Neema Navai: The data out there really suggests these patients have poor survival. Because of that, we’ve been really hesitant to offer surgical consolidation in those patients, outside of very unique, durable, complete responses to systemic therapy. And that has happened. I’ve had a couple of patients where they presented with distant visceral metastatic disease. They had a complete response to systemic therapy, and maintained a complete response for many months, and then had a local-only recurrence. They had an invasive recurrence in the bladder and remained without evidence of disease distantly. In those patients, I have offered radical cystectomy, but it’s very, very few and far between.
Ashish Kamat: Do you go after those metastatic sites? Do you have a selection criteria for the patients for surgical consolidation, now say a solitary lung nodule or liver mets?
Neema Navai: Yeah. There is some data on method cystectomy and actually our group has published on it previously. I think if it is oligometastatic in a surgically amenable site, it can be consolidated surgically. Usually, that’s going to be lung, it’s probably the most common distance site where that comes up. But again, these are pretty rare scenarios and I think you do have to bring the disease under control systemically first.
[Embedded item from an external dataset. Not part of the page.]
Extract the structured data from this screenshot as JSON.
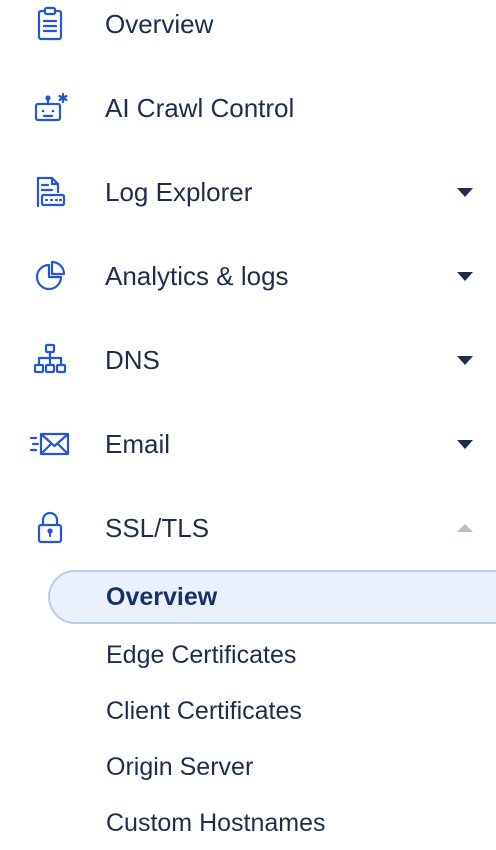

Ashish Kamat: Right. Exactly. I think nowadays with so many choices for our patients when it comes to consolidative immunotherapy after chemotherapy, and surgery, and cryo, and what have you; hopefully the needle is moving forward in the right direction.
Neema Navai: Absolutely.
Ashish Kamat: Neema, obviously this has been a wonderful discussion and I have so many questions I could chat with you about. I’m sure we’ll do it offline. But in the interest of time, if I could ask you to share some closing thoughts with our audience?
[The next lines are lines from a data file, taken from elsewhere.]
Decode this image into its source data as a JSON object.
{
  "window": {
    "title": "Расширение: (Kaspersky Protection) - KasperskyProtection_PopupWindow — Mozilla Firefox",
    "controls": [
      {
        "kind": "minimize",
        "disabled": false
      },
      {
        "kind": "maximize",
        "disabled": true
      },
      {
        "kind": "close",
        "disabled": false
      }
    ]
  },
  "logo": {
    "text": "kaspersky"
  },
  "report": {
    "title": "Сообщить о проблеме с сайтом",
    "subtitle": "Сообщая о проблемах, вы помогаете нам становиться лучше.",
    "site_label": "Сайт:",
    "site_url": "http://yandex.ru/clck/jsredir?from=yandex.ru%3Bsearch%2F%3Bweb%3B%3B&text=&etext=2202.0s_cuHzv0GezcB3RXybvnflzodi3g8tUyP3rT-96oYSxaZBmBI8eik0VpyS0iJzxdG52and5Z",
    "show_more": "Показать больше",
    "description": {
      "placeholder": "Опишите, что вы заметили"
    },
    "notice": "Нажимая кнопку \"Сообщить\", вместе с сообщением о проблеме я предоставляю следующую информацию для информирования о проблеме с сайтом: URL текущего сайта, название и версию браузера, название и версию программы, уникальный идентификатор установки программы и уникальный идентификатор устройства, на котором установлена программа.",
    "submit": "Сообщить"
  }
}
Neema Navai: Yeah, absolutely. I think the one thing that I would love to emphasize is that this disease state is not a death sentence. There’s actually a remarkable, sizable minority. About 35% of patients that present with metastatic bladder cancer, especially those that have node-only metastatic disease, are likely to become long-term survivors with the right combination of therapy, which would include systemic therapy and potentially surgical consolidation. I hope that we get enough advocates out there to inform the definitive trial so that we can actually test whether or not we need to do the surgery in these patients.
Lastly, my sincere hope is that we’ll have better biomarkers that will inform the future direction for bladder cancer care across all stages but most particularly in the patients with node metastatic disease.
Ashish Kamat: Yeah, no, I agree 100%. The trial needs to be done and should be done, and best of luck to you in that endeavor. Once again, thank you so much for taking the time to be part of this really important educational activity. Neema, stay safe, and stay well.
Neema Navai: Yeah, you as well. Thank you so much for the opportunity. It’s been a pleasure.